The Verdict is in!

Zaphod

New member
I thought I might be able to get away without it this year since I got a larger tank. well it has been hitting 83 so out comes the chiller. It is going to be riged but aslong as it is water tight.
 
i changed my light sch to 5 pm on midnight off no heat issues doing it that way....
 
3pm is probably the hottest time of the day in your house if you don't AC. Maybe wait until 5, it may make a difference. Off course, i'm a noob so i'm just guessing.
 
I am thinking about it. Maybe during the week having them start at 5 pm I don't get home untill 6 then starting it earlier on the weekend when I am home.
 
my lights come on at 7pm.

as all my equipment is located in the garage, it gets pretty hot in the garage...thus warming up the water (or cooling it too much in the winter).

thus, i first use a very powerful vornado fan to evap cool the water first. it blows directly onto the water surface as the fan sits about 3 inches above it.

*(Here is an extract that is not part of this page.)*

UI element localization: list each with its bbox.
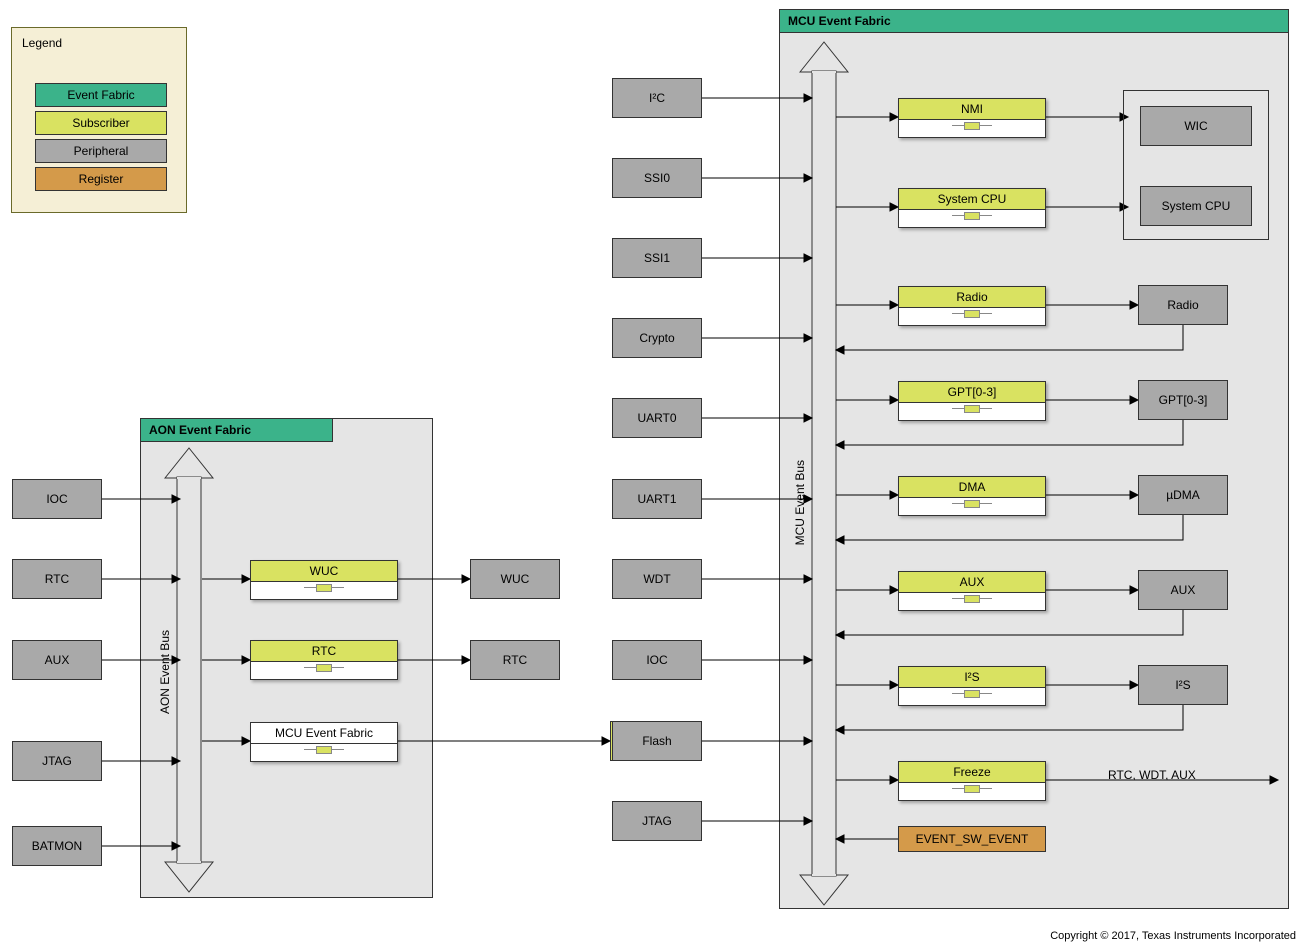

with this config...the chiller rarely kicks in except on the hottest days and here in inland north oc...it can hit 100 on the hottest days!
 
LOL. I run a reverse lit fuge. Main tank lights are on 7:30am to 8:30pm (plus an extra half hour on each end for dawn/dusk actinics). The fuge light kicks on at 7:30pm to 8:30am. My 65w fuge light (the $9 LOA fixture) runs hotter than my 4x65w Coralife PC fixture. My temp goes up at night!

In the winter this saves on heating costs, but I pulled the second fan out of the garage to go in the cabinet yesterday; I just need to put it on the timer with the fuge light this weekend.

With the tank rebuild, I may ditch the lighted fuge and just have it be a cryptic zone, since I'll have seagrass and macro in the main tank. I'll have to see how the pH and O2 levels do overnight before I pull the plug completely.

Something that surprised me -- I have my 20g goby/shrimp breeder tank detached from the main system right now because I have the chiller on the back patio instead of inline on pump. Apparently, this separate goby tank has a cooling effect on the overall system. There's no significant surface agitation in the goby tank, so perhaps it is the long PVC run back to the sump that acts as a radiator?

If so, it makes for an interesting cooling idea -- have your overflow run through a few loops of PVC before dumping into the sump.

And no, I don't recommend this for a main tank! I might be worth experimenting with on a prop system or something to see if it works.